Level II: The HOS and Board Chair meet every other week to review hot issues and to prepare for the monthly Board meetings; additionally, the HOS and Board Chair communicate consistently via email.

Level III: The Board Chair and HOS conduct a sacred weekly meeting, where all issues and problems are shared. They communicate frequently via phone calls and email to alert each other in a timely fashion about potential problems and ensure alignment of perspectives and actions. In public forums, the two are seen as aligned. The Board President goes out of his/her way to compliment the HOS when he/she sees something going right and looks for ways to make him/her successful.

The Board President and HOS should also collaborate to craft value-added Board meeting agendas and to orchestrate how they will conduct themselves before, during, and after the meetings to ensure desired outcomes.    

Level I: Board agendas are developed in advance, but typically Board members overtake the planned agendas and raise ad-hoc concerns. The Board President and HOS are frequently on the defensive during these meetings and often appear not to be aligned. This causes significant interpersonal tension.

Level II: The Board President and HOS consult relative to Board agenda topics prior to Board meetings, but the specifics of the meeting agendas and content are largely up to the president. On occasion, the HOS is taken by surprise when new information is shared with the Board that he/she has not had a chance to review and discuss with the Board President beforehand; this causes tension in their relationship.

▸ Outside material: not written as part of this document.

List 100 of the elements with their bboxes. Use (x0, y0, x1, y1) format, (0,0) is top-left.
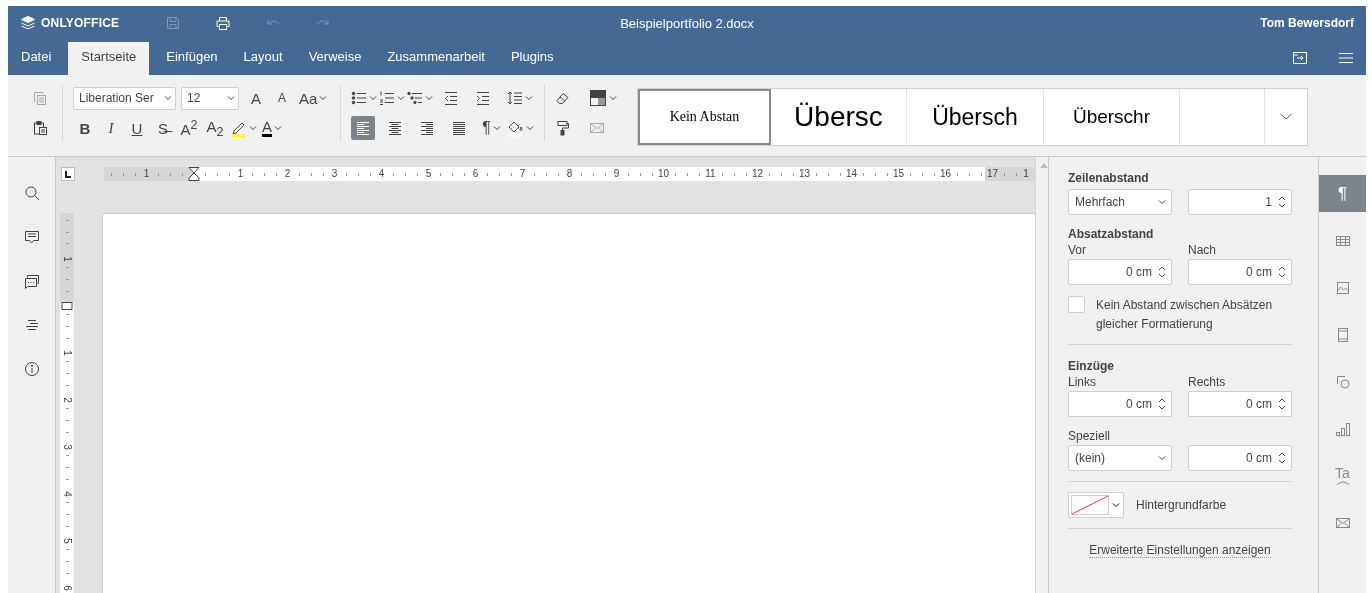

Level III: The Board President and HOS jointly develop Board meeting key agendas, work together to ensure Board committee chairs are effectively prepared, define value-added Board development activities, and actively strategize on their respective roles in ensuring that desired outcomes are achieved.

Conclusion

As you are well aware from your own experience, there are many roles and responsibilities of both the HOS and the BOT in a Montessori school. However, it is clearly defining those roles and then working together, that will help determine your school’s long-term success. If this relationship is not working well in your school, it is impossible to realize your school’s full potential, and it needs to be addressed quickly. Your desire to help impact the lives of your students is worth the time and effort to form a strong relationship that benefits the HOS, BOT, and your school community.